May 22, 2008

How to Levitate a Biologist or Zen and the Art of Alignment

Every day is a learning experience. Today, I learned that I can fly. I don't need an airplane and I don't need a helicopter. All I need is Macclade.

I'll assume that most of the people who read this note will never have done an alignment. It's a very meditative thing, really. One can download a bunch of sequences from GenBank for starters. Make a list of the sequences you want to download, save them as text files, clean them up, load them into Clustal (personally, I like W2 best) to generate an initial alignment, then load that initial alignment onto Macclade to fix it up. That's where the really meditative part begins. One slides colorful little blocks around to line up bases, deciding where gaps should go and what characters constitute insertions and deletions. It's very Zen, this business of alignment. The more dissimilar the sequences are the longer it takes and the more I concentrate on the task at hand to the exclusion of everything else in my environment.
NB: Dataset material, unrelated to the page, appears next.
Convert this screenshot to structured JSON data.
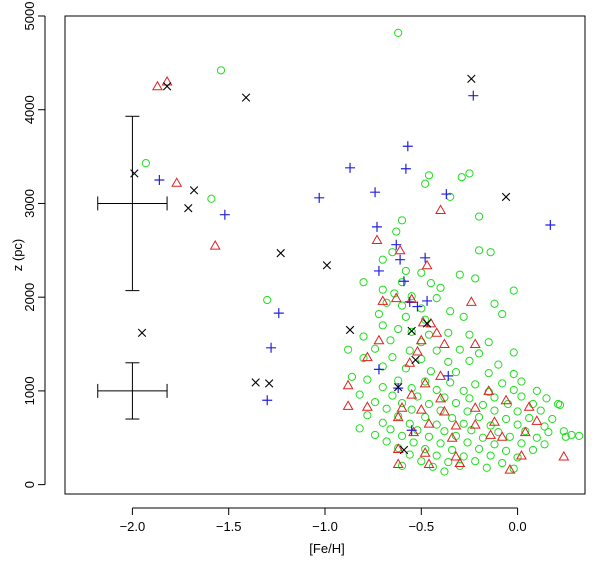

And this is why all I need to fly is Macclade and a little help, which comes in the form of one of my lablings walking up quietly behind me, peering over my shoulder at the screen and asking loudly, "You believe in this stuff? All those little A's and T's?"


I'm suddenly six inches above the seat of my chair. My hand has convulsed and selected four taxa which slide themselves to the top of the screen. My cytochrome oxidase subunit 1 alignment, so neatly lined up over the course of an hour, suddenly looks like red, green, blue and yellow swiss cheese. Thank Maddison that Macclade has an "undo" button.

Years ago, Maharishi Mahesh Yogi conned his followers into thinking that they could learn how to levitate based on spiritual principles. As usual, it takes science to actually get a man off the ground.